Странный по своему генезису поэт. Откуда он взялся такой, в русской поэзии своего времени? Непонятно. Одинокий. Особняком. Совершенно оригинальный. Отливающий в русскую речь чувашское, породившее его и державшее всю жизнь в объятьях, поле, отчего речь становится иной.
«Я родился и вырос в чувашской деревне, окруженной бескрайними лесами, окна нашей избушки выходили прямо в поле, — из поля и леса состоял для меня „весь мой мир”. Знакомясь по мировой литературе с „мирами-океанами”, с „мирами-городами” других народов, я старался, чтобы мой мир „Лес-Поле” не уступал бы по литературной значимости другим общеизвестным „мирам”, даже — по мере возможности — приобрел бы некую „общезначимость”. <…> Я хотел малое возвысить до Большого, сделать его общезначительным. В конце концов, так всегда происходило в разных литературах, в разных культурах. Понятие „провинция” не относится к полям и стогам, — провинций для земли — нет. Овернские поля и стога стали всеобщими в искусстве, когда к ним прикоснулись импрессионисты».
Фрагмент включенного в книгу эссе «Разговор на расстоянии». Атарова приводит его в комментарии к очередному полю: «Поле — до ограды лесной». Айги преуспел: возвысил чувашские поля до овернских стогов и воронежских холмов. Надо бы ему на родине памятник поставить. Рано или поздно поставят.
Нетривиальное сочетание чувашской поэтики в бэкграунде с русским и западным авангардом, вполне им ассимилированным. Деревенский мальчик-нацмен в каком-то смысле им и остался, и — тоже редкостное сочетание — не по-советски образованный, принадлежащий к тончайшему слою подсоветской культурной элиты. Феномен, оставшийся в недавней истории. Чтобы оказаться в этом слое, нужна была всепреодолевающая и прагматически бессмысленная воля к культуре. Узок был круг этих людей, сам воспроизводил себя, сам был своей школой, не нуждался в формализованных институтах, отделенный от большого мира железным занавесом — к счастью, проницаемым.
При чтении стихотворения у поглощенного полем Айги создается впечатление, что жил он в параллельном, непересекающемся с советской властью, мире. Что, конечно, не вполне так. Укрыться от пашей никому не удавалось. Не удалось и ему. Окружение Айги было естественным образом диссидентским, и хотя он, демонстративно даже, политического диссидентства сторонился, но эстетические (самые глубокие) расхождения с советской властью делали конфликт неизбежным.
Последствия были относительно мягкими, но были все-таки: исключение из комсомола (было бы о чем жалеть) и естественным образом идущее с ним в одной связке исключение из института (но ведь восстановили), невозможность вовремя защитить диплом (но ведь в конце концов защитил), невозможность печататься на русском языке в СССР (но на чувашском-то печатался [1] ). Невозможность печататься для поэта — это как?

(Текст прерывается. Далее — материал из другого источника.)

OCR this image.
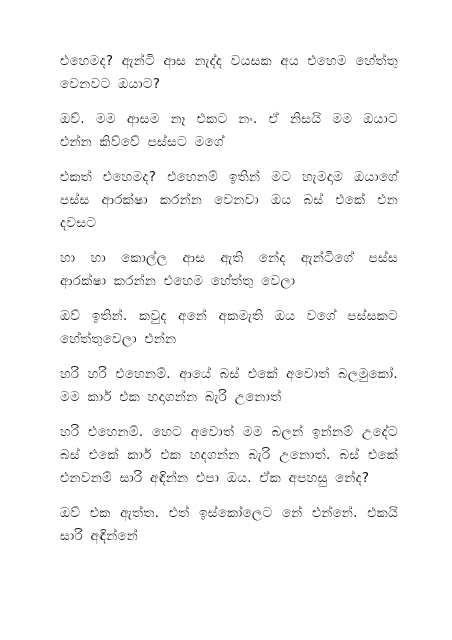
එහෙමද? ඇන්ටි ආස නැද්ද වයසක අය එහෙම හේත්තු වෙනවට ඔයාට?

ඔව්. මම ආසම නෑ එකට නං. ඒ නිසයි මම ඔයාට එන්න කිව්වේ පස්සට මගේ

එකත් එහෙමද? එහෙනම් ඉතින් මට හැමදාම ඔයාගේ පස්ස ආරක්ෂා කරන්න වෙනවා ඔය බස් එකේ එන දවසට

හා හා කොල්ල ආස ඇති නේද ඇන්ටිගේ පස්ස ආරක්ෂා කරන්න එහෙම හේත්තු වෙලා

ඔව් ඉතින්. කවුද අනේ අකමැති ඔය වගේ පස්සකට හේත්තුවෙලා එන්න

හරි හරි එහෙනම්. ආයේ බස් එකේ අවොත් බලමුකෝ. මම කාර් එක හදාගන්න බැරි උනොත්

හරි එහෙනම්. හෙට අවොත් මම බලන් ඉන්නම් උදේට බස් එකේ කාර් එක හදගන්න බැරි උනොත්. බස් එකේ එනවනම් සාරි අඳින්න එපා ඔය. ඒක අපහසු නේද?

ඔව් එක ඇත්ත. එත් ඉස්කෝලෙට නේ එන්නේ. එකයි සාරි අඳින්නේ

Встретившись вскоре после исключения с Пастернаком, принявшим это известие близко к сердцу, сказал: «Это — правильное развитие судьбы, я ведь давно уже в этом русле и потому как-то спокоен».
Формула исключения — «за написание враждебной книги стихов, подрывающей основы». Основы чего подрывал Айги своей враждебной книгой? На государственный строй покушался? Призывал к насильственному свержению советской власти? Может быть, ставил под сомнение благодетельность Великой Октябрьской социалистической революции? Нет, враждебная книга подрывала «основы метода социалистического реализма». Формула требует для не живших во времена исторического материализма комментария. Театр абсурда. Не за политические взгляды — за творческое несовпадение. Приехав к умирающей матери в деревню, «жил „под официальным наблюдением как враждебный элемент” — как было заявлено на сессии местного райисполкома». 59-й год. Социалистический реализм — бог ревнивый и мстительный.
В общем прожил Айги благополучно. Рядом Богатырев [2] — тоже не был политическим диссидентом — совсем другая судьба.